Viewed from Beijing, all of this looks like evidence for an argument that Xi himself frequently makes: “The east is rising and the west is declining.” As the Chinese leader sees it, one of the main reasons for this historic shift is the contrast between the order of the Chinese political system and the chaos of western liberal democracy.
In the pre-Xi era, the Communist party line tended to be that liberal democracy was not appropriate for China and that all societies should be allowed to develop in their own way. But, more recently, Beijing has gone on the ideological offensive. It is pushing the idea of a “China model” that the rest of the world could profitably emulate.
Over the years, I have heard many western executives sigh in envy at China’s ability to plan for the long term. Truss and her Tory colleagues admit that it is a struggle to get new infrastructure built in Britain. But China has constructed thousands of miles of new motorways and high-speed rail over the past 20 years (and, oddly enough, strikes are not a big issue on the Chinese railways).
In Birmingham, Truss stressed that her goal was “growth, growth, growth”. That too is something that China knows a bit about. As the World Bank notes: “Since China began to open up and reform its economy in 1978, GDP growth has averaged over 9 per cent a year, and more than 800mn people have lifted themselves out of poverty.”
The long-term success of the China model should provide the perfect backdrop for Xi to stake his claim to rule far into the future. But, inconveniently for him, this month’s crucial party congress comes at a time when cracks are beginning to show in the China model.
One of the arguments often made for Chinese authoritarianism is that it provides political stability, which allows for long-term planning and a predictable business environment. But, under Xi, policymaking has become much less predictable. His determination that the Communist party must monopolise power has led him to clash with some of China’s most innovative and wealth-creating companies. Xi’s policies have helped to wipe an astonishing $2tn off the value of Chinese tech stocks. Last month it was announced that, for the first time since 1990, the Chinese economy was expected to grow slower than the rest of Asia.
The frequent lockdowns required by Xi’s increasingly controversial zero-Covid policy have heightened social tensions and depressed consumer demand. Meanwhile, Xi’s aggressive security policies — in the South China Sea and over Taiwan — have contributed to a sharp deterioration in relations with the US. That means China is now locked into an intensifying trade war with the US. Xi’s crackdown on Hong Kong has led to the exodus of more than 100,000 residents, many of whom have chosen to live in the hellhole that is modern Britain.
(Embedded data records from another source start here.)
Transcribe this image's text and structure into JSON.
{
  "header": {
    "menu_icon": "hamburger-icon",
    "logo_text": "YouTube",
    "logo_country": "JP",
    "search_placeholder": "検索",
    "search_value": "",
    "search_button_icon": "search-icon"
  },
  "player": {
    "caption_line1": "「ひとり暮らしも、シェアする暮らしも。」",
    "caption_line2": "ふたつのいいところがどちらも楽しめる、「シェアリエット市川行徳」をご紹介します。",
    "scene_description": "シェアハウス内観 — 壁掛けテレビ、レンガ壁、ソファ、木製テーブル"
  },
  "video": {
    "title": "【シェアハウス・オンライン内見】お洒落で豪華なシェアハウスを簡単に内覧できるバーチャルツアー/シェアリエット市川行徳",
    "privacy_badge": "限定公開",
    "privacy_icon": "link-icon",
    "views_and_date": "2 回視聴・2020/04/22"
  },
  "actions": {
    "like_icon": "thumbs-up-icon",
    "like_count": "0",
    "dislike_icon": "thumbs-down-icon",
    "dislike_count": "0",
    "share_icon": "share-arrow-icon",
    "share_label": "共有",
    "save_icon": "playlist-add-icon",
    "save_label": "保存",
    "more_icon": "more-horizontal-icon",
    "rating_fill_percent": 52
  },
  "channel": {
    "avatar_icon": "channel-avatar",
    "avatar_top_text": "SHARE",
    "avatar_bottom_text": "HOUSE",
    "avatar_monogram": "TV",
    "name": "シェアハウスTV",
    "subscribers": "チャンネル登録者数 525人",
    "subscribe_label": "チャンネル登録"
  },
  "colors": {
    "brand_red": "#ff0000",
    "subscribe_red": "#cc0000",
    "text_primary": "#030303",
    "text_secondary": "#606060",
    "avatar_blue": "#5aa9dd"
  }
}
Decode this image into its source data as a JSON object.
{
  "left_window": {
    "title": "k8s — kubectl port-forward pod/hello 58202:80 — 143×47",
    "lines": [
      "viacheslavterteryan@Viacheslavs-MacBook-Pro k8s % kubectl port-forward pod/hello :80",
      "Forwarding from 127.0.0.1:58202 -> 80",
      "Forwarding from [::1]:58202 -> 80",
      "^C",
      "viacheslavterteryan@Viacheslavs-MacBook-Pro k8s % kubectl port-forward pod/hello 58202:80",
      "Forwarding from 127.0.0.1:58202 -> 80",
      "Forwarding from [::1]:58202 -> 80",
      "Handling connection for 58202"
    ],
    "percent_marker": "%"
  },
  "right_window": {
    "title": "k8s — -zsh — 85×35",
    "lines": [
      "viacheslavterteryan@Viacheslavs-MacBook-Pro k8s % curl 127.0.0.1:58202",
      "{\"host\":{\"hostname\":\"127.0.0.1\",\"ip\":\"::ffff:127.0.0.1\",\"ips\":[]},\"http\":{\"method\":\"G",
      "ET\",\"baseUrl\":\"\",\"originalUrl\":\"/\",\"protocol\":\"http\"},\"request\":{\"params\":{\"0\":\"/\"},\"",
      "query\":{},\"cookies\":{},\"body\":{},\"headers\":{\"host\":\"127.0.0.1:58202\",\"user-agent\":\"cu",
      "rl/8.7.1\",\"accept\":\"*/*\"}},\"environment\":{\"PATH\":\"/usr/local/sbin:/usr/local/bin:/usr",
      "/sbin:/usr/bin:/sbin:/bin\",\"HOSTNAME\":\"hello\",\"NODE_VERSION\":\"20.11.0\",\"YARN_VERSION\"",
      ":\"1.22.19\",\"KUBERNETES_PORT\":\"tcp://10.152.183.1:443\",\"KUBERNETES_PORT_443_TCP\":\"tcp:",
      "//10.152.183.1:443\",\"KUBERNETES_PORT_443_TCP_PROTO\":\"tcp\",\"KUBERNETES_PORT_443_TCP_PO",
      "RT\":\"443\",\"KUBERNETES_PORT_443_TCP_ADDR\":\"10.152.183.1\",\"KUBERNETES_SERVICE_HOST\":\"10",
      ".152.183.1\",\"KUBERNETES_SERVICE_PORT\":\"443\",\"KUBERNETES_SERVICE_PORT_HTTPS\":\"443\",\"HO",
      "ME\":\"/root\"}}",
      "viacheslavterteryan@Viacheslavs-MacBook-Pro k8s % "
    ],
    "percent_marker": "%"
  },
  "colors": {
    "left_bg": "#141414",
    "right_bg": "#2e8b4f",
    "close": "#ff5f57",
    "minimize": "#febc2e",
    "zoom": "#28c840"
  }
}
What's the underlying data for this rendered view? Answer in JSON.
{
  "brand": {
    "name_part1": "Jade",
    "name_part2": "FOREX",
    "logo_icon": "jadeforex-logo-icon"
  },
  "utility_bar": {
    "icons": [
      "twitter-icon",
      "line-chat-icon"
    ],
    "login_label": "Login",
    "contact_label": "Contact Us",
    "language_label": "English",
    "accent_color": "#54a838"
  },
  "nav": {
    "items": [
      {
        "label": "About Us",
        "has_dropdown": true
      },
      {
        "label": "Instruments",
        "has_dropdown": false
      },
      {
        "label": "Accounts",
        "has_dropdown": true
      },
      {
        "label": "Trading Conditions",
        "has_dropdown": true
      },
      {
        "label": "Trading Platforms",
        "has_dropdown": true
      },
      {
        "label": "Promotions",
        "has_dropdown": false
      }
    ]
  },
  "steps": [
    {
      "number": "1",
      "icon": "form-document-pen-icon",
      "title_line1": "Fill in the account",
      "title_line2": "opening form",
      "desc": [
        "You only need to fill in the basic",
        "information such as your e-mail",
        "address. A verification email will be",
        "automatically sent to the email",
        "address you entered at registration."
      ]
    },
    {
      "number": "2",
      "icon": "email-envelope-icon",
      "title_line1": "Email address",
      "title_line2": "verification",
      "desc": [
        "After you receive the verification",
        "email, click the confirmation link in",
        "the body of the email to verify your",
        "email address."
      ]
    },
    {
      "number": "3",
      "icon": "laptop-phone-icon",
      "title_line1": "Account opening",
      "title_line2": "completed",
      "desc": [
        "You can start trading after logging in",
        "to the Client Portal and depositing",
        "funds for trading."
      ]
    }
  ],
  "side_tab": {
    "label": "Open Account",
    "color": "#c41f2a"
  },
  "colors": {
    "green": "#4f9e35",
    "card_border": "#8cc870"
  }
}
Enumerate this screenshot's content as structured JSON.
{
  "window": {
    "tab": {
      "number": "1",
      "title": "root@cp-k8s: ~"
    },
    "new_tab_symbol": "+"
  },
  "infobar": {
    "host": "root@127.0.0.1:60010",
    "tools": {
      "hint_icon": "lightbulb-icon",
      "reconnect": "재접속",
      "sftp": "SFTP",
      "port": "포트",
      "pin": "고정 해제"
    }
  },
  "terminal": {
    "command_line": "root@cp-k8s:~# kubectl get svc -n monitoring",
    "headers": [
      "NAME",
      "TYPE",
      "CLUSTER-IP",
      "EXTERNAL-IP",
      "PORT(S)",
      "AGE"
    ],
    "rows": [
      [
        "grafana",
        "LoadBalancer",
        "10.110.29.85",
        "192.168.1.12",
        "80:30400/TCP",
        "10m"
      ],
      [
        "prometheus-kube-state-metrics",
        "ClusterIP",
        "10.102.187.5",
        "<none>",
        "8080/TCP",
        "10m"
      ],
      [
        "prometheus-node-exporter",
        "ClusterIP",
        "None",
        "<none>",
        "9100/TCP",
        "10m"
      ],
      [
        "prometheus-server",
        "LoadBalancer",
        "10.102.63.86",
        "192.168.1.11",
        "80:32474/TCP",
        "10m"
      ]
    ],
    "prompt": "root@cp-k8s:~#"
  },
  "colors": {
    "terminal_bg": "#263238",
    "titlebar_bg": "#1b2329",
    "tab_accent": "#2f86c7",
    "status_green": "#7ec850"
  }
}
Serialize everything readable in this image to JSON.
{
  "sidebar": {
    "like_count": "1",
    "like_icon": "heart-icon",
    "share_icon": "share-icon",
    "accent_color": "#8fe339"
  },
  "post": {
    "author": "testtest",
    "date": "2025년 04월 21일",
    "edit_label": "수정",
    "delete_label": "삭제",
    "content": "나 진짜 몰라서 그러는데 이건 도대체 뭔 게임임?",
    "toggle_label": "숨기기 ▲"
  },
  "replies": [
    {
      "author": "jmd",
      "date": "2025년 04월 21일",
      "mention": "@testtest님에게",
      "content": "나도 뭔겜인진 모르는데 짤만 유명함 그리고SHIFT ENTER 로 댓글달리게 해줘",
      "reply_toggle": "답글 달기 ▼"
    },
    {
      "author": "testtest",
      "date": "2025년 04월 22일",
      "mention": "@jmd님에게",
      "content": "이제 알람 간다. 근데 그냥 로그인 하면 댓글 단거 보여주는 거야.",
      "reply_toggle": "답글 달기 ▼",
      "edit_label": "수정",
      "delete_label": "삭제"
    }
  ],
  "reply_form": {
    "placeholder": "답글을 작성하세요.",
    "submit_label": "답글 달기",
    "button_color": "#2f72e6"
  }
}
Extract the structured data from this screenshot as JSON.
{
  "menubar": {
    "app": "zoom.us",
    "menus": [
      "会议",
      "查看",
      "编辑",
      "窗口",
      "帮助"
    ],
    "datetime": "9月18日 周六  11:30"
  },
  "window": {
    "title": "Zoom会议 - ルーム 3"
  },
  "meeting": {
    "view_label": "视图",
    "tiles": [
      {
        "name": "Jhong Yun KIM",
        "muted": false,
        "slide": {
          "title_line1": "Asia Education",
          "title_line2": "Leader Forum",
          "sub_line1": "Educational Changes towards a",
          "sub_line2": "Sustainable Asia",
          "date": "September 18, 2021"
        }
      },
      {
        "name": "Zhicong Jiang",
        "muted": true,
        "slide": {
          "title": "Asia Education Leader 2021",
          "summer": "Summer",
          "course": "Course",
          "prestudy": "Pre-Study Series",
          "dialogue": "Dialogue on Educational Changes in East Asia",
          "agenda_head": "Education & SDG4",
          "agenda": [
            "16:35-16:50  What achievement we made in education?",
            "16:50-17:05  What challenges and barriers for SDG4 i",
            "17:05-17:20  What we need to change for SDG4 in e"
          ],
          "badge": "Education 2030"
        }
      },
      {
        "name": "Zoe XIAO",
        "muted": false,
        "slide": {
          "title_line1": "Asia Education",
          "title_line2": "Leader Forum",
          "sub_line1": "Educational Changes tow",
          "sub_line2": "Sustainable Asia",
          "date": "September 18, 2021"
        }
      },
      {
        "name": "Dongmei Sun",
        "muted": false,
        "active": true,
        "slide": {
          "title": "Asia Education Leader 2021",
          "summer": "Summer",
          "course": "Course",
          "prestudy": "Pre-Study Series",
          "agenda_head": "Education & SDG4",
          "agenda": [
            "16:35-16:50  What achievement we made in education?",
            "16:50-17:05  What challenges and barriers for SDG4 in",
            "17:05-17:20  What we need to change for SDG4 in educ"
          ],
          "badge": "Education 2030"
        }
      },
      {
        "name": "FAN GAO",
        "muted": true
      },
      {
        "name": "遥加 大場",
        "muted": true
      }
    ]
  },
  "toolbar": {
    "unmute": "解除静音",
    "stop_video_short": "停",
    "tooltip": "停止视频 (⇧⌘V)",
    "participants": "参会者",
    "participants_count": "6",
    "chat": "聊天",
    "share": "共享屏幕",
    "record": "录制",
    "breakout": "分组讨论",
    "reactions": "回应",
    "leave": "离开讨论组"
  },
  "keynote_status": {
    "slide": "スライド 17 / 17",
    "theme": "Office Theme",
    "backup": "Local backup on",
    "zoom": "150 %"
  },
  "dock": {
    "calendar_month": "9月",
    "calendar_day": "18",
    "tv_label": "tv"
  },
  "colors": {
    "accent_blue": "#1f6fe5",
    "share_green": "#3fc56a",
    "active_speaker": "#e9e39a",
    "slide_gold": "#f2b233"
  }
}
Meanwhile, the long-predicted crash in the Chinese property market is finally happening (while Britain has built too few houses, China has built too many). That threatens corporate and personal wealth and the stability of the Chinese financial system.
In a democratic society, a leader with Xi’s chequered record would be open to challenge and removal. In today’s China, however, it is impossible to have an open debate about what Xi has got right and wrong. His reappointment this week is mainly a sign of his success in centralising power and suppressing opposition. Indeed, just to make sure, there has been an intensification of repression in the run-up to the congress. Unlike Truss, his speech will not be interrupted by people shouting: “Who voted for this?”
Britain’s frequent changes of leader make the country look unstable. A further change of prime minister will confirm that impression and will be no guarantee that better times are around the corner.
The British mess is, however, a lot less frightening and dangerous than the Chinese model. Xi is already the most powerful Chinese leader since Mao Zedong. He will emerge from the party congress with even more authority. But investing more and more power in the hands of a leader whose judgment has already proved erratic is a formula for disaster. Just ask the Russians.